这和我们说的消息类型中,QUERY是Request,RESULT是Response就对应上来了。
现在从Message进入到Statement,以SelectStatement为例,我们终于看到了和thrift类似的StorageProxy代理调用
通常消息类型也会对应不同的Statement,比如QueryMessage对应了SelectStatement,Execute或Batch消息对应不同的Statement。
请求对象的转换:Request - Statement - Command。比如查询请求 - SelectStatement - ReadCommands。
public ResultMessage.Rows execute(QueryState state, QueryOptions options) throws RequestExecutionException, RequestValidationException {ConsistencyLevel cl = options.getConsistency();
int limit = getLimit(options);
Pageable command = getPageableCommand(options, limit, now);
int pageSize = getPageSize(options);
if (pageSize <= 0 || command == null || !QueryPagers.mayNeedPaging(command, pageSize))

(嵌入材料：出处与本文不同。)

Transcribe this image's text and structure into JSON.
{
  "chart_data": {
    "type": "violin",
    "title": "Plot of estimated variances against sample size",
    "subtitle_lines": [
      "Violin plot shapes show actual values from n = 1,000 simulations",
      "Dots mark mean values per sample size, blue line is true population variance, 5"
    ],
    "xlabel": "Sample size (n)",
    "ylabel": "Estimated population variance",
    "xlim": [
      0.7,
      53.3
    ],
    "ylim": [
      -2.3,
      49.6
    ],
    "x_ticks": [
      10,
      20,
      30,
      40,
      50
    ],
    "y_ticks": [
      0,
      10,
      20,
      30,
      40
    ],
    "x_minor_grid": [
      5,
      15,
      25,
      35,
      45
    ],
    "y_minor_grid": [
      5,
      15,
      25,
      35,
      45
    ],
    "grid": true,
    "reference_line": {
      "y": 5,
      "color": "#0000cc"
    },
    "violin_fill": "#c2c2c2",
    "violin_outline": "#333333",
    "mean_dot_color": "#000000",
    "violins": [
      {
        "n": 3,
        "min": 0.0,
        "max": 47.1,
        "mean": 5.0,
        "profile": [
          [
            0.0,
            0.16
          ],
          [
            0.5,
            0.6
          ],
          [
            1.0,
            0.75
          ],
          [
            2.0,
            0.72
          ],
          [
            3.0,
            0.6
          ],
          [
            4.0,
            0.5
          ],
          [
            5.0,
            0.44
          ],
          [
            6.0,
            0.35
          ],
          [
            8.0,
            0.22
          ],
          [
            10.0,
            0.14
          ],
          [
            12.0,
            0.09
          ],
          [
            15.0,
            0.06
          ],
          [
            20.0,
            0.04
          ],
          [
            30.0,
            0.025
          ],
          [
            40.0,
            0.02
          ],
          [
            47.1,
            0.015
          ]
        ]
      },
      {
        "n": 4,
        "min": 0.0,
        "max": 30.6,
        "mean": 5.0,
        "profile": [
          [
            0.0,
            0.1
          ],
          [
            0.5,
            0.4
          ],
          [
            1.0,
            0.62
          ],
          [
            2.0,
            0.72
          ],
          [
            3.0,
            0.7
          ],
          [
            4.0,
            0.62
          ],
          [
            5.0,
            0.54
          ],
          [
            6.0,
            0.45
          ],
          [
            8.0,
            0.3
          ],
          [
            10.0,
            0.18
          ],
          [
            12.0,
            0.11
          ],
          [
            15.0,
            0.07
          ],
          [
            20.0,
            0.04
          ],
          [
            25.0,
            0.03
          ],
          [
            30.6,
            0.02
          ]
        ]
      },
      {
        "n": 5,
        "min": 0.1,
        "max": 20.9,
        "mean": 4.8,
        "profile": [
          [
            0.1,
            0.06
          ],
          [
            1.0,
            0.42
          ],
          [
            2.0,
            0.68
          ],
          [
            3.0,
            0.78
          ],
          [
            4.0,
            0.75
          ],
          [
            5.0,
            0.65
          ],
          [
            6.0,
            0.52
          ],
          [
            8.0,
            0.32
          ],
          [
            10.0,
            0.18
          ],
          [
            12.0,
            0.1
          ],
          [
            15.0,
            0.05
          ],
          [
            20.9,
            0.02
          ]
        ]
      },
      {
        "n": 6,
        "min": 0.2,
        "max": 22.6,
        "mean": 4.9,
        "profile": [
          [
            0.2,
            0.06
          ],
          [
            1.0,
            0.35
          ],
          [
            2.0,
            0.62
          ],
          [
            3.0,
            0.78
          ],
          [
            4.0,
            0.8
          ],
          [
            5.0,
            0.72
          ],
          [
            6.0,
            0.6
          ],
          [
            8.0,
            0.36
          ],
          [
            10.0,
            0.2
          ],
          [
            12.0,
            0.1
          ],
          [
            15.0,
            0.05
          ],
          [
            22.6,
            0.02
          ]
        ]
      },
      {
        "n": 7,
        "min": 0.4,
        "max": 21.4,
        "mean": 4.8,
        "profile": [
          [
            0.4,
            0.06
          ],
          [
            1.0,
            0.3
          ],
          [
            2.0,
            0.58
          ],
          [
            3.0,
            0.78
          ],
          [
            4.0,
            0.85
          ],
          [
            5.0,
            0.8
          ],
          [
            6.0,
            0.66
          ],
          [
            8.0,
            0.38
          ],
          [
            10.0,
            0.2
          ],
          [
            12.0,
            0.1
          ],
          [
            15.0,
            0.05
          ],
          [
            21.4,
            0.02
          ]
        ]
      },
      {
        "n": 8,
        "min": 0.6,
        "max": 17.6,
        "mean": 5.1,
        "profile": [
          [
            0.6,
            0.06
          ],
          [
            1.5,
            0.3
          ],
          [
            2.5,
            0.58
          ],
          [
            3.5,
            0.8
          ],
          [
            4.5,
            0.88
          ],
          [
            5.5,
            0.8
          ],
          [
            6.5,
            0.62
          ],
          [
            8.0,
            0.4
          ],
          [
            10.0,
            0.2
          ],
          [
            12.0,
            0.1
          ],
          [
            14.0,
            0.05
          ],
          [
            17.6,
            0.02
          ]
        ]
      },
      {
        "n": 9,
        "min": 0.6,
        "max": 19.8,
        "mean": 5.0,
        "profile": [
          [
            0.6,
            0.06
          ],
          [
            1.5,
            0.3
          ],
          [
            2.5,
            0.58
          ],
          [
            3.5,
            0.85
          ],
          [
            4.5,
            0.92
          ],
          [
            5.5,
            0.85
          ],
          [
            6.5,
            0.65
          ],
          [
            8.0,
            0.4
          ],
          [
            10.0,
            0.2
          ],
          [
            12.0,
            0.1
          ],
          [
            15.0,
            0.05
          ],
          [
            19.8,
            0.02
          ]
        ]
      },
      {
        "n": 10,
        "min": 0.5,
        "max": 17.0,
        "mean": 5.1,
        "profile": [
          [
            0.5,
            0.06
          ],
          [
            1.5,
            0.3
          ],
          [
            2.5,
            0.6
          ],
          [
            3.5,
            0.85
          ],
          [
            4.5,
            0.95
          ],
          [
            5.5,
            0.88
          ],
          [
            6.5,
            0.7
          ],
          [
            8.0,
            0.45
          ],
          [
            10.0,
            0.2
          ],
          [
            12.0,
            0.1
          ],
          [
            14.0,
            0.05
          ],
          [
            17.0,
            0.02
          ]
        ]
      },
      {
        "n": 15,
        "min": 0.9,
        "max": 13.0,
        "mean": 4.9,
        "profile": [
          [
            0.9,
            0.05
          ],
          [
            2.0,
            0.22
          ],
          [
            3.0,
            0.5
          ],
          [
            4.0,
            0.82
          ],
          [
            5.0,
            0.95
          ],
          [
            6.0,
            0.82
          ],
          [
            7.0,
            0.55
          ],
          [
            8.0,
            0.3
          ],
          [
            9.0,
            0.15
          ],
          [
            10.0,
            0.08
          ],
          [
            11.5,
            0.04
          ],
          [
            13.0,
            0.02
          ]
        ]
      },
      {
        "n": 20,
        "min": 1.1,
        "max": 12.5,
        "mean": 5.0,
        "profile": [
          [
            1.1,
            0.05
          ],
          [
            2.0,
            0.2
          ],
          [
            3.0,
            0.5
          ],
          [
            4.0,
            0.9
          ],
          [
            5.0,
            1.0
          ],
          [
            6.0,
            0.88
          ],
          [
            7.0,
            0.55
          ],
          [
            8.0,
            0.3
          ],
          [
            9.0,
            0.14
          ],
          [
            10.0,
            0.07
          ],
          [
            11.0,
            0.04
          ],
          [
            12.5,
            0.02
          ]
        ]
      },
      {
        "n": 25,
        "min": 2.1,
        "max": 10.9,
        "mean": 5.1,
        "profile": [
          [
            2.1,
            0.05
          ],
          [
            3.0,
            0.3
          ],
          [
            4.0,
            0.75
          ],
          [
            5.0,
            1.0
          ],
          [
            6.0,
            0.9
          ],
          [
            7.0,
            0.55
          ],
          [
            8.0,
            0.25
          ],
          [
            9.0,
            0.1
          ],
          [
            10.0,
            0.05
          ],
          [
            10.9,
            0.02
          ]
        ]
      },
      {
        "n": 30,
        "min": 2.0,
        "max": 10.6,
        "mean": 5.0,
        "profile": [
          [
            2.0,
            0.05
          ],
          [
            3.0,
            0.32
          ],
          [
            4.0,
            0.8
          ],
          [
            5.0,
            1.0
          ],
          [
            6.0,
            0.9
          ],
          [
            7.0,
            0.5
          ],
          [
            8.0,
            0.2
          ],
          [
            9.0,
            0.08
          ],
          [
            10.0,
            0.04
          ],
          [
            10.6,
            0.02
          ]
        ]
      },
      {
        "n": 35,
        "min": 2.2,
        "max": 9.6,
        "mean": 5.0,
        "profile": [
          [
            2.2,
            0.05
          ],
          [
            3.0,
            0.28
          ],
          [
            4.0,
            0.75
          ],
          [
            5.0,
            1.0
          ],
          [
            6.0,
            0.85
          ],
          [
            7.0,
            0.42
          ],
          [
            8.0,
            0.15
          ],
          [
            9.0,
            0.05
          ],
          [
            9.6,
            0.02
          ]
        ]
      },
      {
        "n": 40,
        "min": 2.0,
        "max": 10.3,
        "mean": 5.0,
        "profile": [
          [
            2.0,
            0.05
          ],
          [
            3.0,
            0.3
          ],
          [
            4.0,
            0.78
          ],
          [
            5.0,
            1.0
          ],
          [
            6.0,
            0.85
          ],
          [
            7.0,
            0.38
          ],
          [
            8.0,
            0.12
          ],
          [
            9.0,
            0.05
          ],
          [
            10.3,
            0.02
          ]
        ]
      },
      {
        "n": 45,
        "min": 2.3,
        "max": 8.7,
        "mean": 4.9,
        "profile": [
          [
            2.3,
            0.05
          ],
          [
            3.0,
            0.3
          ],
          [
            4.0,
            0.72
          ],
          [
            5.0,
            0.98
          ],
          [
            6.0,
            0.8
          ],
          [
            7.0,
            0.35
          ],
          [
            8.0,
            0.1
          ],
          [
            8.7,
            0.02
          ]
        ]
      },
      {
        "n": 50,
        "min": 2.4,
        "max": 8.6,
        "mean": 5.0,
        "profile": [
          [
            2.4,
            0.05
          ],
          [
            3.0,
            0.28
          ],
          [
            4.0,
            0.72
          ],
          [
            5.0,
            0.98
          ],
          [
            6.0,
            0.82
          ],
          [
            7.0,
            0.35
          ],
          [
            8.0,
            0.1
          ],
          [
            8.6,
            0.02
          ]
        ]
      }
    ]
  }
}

return execute(command, options, limit, now, state); //不分页查询
QueryPager pager = QueryPagers.pager(command, cl, state.getClientState(), options.getPagingState());
return execute(pager, options, limit, now, pageSize); //分页查询
}
private ResultMessage.Rows execute(Pageable command, QueryOptions options, int limit, long now, QueryState state) {
List<Row> rows = command instanceof Pageable.ReadCommands
? StorageProxy.read(((Pageable.ReadCommands)command).commands, options.getConsistency(), state.getClientState())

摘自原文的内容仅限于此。